As security for its obligation under this lease agreement, the Company provided a bank guarantee in an amount equal to three monthly lease payments.

 

c.On December 18, 2017, the Subsidiary entered into an agreement with a vendor for the process development and production of one of its oral capsule ingredients in the amount of $2,905 that will be paid over the term of the engagement and based on the achievement of certain development milestones, $1,542 of which was recognized in research and development expenses through February 29, 2020.

 

d.On February 14, 2018, the Subsidiary entered into a Clinical Research Organization Services Agreement with a third party, effective as of November 1, 2017, to retain it as a clinical research organization ("CRO") for the Subsidiary's three month dose-ranging clinical trial for its oral insulin capsule for type 2 diabetes patients and, on May 20, 2019, the Subsidiary entered into amendments to such agreement.
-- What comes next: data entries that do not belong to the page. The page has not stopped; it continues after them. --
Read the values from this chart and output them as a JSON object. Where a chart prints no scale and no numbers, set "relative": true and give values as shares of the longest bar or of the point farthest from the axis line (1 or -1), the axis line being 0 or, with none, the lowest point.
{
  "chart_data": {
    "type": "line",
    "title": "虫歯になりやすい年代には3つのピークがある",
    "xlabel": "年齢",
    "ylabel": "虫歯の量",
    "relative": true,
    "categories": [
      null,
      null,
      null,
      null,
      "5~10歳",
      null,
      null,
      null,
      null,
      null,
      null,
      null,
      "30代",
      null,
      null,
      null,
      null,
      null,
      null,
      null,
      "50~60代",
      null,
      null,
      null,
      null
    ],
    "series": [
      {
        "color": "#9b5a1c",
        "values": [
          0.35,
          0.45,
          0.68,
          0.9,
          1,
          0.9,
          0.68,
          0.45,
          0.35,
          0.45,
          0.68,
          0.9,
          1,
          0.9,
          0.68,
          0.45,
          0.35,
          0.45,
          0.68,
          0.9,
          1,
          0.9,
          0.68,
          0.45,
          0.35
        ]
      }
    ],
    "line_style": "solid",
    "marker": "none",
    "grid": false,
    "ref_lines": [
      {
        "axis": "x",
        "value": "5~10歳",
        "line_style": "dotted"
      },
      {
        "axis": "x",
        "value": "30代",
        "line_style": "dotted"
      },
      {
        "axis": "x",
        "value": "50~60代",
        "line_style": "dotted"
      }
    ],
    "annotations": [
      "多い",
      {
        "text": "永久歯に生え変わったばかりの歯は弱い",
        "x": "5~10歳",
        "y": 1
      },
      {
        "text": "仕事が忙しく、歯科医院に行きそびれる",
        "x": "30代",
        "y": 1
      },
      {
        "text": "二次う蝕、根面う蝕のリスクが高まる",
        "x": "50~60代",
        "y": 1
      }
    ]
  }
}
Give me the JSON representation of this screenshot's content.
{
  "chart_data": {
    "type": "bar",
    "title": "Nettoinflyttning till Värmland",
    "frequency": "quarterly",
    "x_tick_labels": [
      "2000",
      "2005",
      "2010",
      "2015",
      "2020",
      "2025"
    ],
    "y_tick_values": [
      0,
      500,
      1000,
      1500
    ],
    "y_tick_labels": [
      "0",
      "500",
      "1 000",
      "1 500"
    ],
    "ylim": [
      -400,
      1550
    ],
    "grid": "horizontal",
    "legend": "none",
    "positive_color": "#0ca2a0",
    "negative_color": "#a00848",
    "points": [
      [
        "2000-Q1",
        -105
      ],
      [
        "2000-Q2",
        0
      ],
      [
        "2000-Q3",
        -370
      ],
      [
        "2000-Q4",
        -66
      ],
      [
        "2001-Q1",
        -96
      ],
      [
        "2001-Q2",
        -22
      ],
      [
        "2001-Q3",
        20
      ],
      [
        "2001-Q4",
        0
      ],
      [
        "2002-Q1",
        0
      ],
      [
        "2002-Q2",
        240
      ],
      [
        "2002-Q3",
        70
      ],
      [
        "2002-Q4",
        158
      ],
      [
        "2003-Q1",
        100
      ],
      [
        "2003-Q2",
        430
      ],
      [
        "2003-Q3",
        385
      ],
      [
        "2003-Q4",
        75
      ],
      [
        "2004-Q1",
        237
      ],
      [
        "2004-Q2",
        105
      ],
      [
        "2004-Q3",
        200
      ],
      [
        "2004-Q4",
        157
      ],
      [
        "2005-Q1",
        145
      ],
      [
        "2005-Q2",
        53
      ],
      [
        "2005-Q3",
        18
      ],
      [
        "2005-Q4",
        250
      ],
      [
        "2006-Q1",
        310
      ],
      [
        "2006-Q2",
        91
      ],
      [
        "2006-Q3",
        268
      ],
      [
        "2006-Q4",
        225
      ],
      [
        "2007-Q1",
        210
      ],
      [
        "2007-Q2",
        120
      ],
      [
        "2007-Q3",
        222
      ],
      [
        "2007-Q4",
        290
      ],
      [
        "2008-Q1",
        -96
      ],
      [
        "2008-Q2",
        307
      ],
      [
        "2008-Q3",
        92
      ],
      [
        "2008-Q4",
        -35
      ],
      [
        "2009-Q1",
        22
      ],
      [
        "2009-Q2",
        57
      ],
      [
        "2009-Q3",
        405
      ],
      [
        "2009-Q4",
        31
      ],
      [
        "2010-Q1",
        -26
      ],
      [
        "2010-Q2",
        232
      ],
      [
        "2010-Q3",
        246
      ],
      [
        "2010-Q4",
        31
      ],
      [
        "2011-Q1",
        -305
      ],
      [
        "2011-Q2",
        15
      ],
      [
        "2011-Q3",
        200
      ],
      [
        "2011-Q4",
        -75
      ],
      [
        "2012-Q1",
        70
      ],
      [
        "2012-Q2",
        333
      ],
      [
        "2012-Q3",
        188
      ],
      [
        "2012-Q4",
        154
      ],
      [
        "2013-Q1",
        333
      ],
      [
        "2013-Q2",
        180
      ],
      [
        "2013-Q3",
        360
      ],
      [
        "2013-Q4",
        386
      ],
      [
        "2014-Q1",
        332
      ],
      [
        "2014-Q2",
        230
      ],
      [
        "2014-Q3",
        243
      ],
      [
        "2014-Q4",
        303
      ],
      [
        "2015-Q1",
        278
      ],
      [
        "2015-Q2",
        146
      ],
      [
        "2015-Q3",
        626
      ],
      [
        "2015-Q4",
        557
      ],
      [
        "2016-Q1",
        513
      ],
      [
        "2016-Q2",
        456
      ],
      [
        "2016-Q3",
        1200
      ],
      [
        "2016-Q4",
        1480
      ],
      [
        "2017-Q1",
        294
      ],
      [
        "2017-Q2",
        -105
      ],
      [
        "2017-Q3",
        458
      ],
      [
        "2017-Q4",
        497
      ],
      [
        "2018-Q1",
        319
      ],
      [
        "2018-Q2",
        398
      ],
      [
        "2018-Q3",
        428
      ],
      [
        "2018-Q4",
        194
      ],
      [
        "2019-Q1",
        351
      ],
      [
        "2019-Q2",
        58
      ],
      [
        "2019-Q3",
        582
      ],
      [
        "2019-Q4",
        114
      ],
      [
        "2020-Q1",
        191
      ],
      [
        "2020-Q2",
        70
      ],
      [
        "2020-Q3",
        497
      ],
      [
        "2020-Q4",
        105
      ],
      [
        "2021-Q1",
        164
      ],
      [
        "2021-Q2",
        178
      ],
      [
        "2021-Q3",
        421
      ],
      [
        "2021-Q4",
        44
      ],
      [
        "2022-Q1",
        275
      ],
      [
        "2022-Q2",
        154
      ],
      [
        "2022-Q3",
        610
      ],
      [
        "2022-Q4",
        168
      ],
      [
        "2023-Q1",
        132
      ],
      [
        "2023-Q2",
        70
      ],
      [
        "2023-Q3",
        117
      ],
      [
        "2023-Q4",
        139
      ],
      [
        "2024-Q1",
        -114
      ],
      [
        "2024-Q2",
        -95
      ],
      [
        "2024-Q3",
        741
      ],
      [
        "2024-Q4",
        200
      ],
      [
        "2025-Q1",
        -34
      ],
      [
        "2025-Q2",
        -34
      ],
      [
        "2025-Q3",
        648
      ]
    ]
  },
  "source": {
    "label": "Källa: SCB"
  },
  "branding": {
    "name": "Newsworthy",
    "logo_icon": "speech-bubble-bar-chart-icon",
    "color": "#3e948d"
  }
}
As consideration for its services, the Subsidiary will pay the CRO a total amount of $10,206 during the term of the engagement and based on achievement of certain milestones, of which $8,898 was recognized in research and development expenses through February 29, 2020.

 

e.On May 21, 2018, the Subsidiary entered into a CRO Services Agreement with a third party to retain it as a CRO for the Subsidiary's food effect clinical trial for its oral insulin capsule. As consideration for its services, the Subsidiary will pay the CRO a total amount of $1,166 during the term of the engagement and based on achievement of certain milestones, $1,141 of which was recognized in research and development expenses through February 29, 2020.

 

f.On July 29, 2019, the Subsidiary entered into a CRO Services Agreement with a third party to retain it as a CRO for the Subsidiary's dose-ranging clinical trial for its oral insulin. As consideration for its services, the Subsidiary will pay the CRO a total amount of $658 during the term of the engagement and based on achievement of certain milestones, $571 of which was recognized in research and development expenses through February 29, 2020.

 

g.Grants from the Israel Innovation Authority ("IIA")

 

Under the terms of the Company's funding from the IIA, royalties of 3% are payable on sales of products developed from a project so funded, up to a maximum amount equaling 100%-150% of the grants received (dollar linked) with the addition of interest at an annual rate based on LIBOR.

 

At the time the grants were received, successful development of the related projects was not assured. The total amount that was received through February 29, 2020 was $2,207.

 

The royalty expenses which are related to the funded project were recognized in cost of revenues in the quarter ended February 29, 2020 and in prior periods.

 

h.Grants from the European Commission ("EC")

 

On November 26, 2019 the Company received an initial payment of €17.50 from the EC under the SME Instrument of the European Innovation Programme Horizon 2020.

 

As part of the grant terms, the Company is required to use the proceeds from the grant in Europe. The Company intends on using the grant to explore the possibility of running clinical trials in Europe.